Fantasmi [3] di Uduvicio Atanagi

FU QUANDO SI AMMALÒ CHE MIA MADRE INIZIÒ A PARLARE DELLO SPAZIO

Fu quando si ammalò  che mia madre iniziò a parlare dello spazio.
Lo spazio diceva, milioni di pianeti, diceva, anzi no miliardi, diceva.
Io la guardavo e mi perdevo nella sua bellezza, mi perdevo nel modo in cui parlava e mentre parlava vedevo lo spazio, vedevo il buio infinito e luminoso e le esplosioni immense e accecanti che nessuno poteva vedere né sentire, vedevo le navi spaziali, i cilindri volanti entrare e uscire dai vulcani di pianeti ghiacciati, dai deserti lavici di pianeti infuocati, sentivo silenzi immensi e poi melodie impossibili e poi le stelle e la scia delle comete che sono le lumache dello spazio, diceva.
Dobbiamo prepararci, diceva, è lì che devo andare, diceva.
Sedevamo per ore sul divano davanti alla televisione, mi stava così vicina che sentivo il suo calore e il suo respiro e delle volte le guardavo la pancia e la vedevo salire e scendere, salire e scendere lenta, lentissima insieme al suo respiro che si faceva profondo.
Mi ricordo il suo odore, mi ricordo il suo profilo, i suoi occhi dove lo schermo si rifletteva come un piccolo rettangolo luminoso dentro a un lago nero, il suo naso bagnato dalla luce della televisione che si rifletteva sul plexiglas trasparente.
Avevamo un casco spaziale, è un casco spaziale, diceva, e due grosse tute di plastica che servivano per non bruciare quando attraversavi l’atmosfera.
Non devi avere paura, diceva.
Non devi mai avere paura.
Ma tornerai?
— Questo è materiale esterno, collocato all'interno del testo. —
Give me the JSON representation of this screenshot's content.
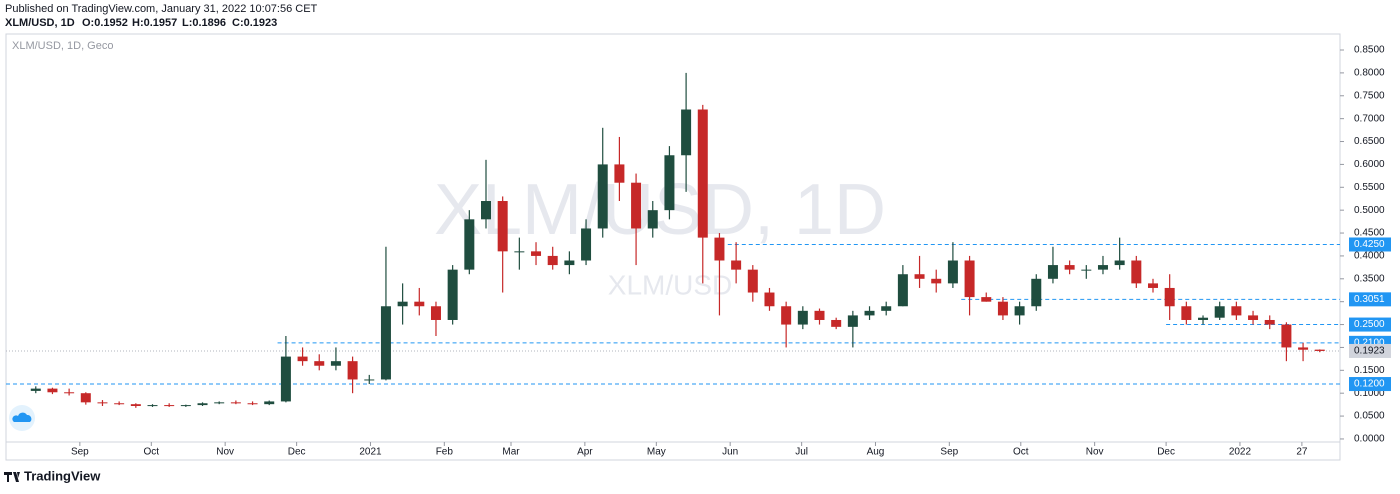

Le chiedevo? Ma mi lasci qui? Lei mi stringeva forte le mani, le sue mani erano erano ruvide sopra e morbide sotto, le sue mani erano morbide e fredde ma dopo poco diventavano calde.
Non avere paura, diceva. Quando diceva così gli occhi le diventavano un po’ più luminosi e un po’ più bagnati a me mi sembrava di vederci dentro un mare alieno, una galassia lontana, uno spazio infinito.
Diventò sempre più magra, la notte non riusciva più a dormire, diceva che era solo così che poteva andare nello spazio, il suo corpo si stava abituando.
Quando morì la guardai distesa sul letto, sembrava viva, io mi chiedevo come facesse ad andare nello spazio, mi chiedevo se forse era una cosa che si faceva con la mente o con l’anima ma allora a cosa servivano le tute? Quando morì nel cuore mi venne un buco che non si è ancora riempito, che non si riempirà mai.
Adesso delle volte guardo il cielo e penso che forse lei è lì da qualche parte, delle volte esco fuori la notte quando è freddissimo o quando si sente l’odore dell’erba bagnata che è l’odore di quando ti accorgi che l’inverno è finito e sta arrivando l’estate. Allora cammino da solo con il mio casco spaziale e la mia tuta di plastica, allora delle volte inizio a correre fortissimo, allora delle volte urlo fortissimo, così forte da farmi male alla gola, così forte che forse la mia voce arriva fino ai pianeti lontani, fino alle navi spaziali, fino ai vulcani che bruciano sui pianeti ghiacciati che gelano, che forse lei mi sente, che forse la mia voce viene inghiottita dal vuoto, dal buio, dai buchi neri, dai banchi di asteroidi, dagli oceani siderali, dal silenzio, dal nulla.
Poi alzo la testa, apro gli occhi, respiro forte, il mio fiato condensa caldo contro la visiera del casco, sento i lati della bocca bagnati, sento un sapore di ferro e di sale, il cuore mi batte fortissimo, a ogni battito sento che il buco che mi è venuto mi fa sempre più male.
Allora mi tolgo il casco, allora l’aria fredda mi sfiora la pelle, allora rimango immobile ad ascoltare il rumore dell’erba, a guardare il cielo nero, nerissimo che trabocca di stelle.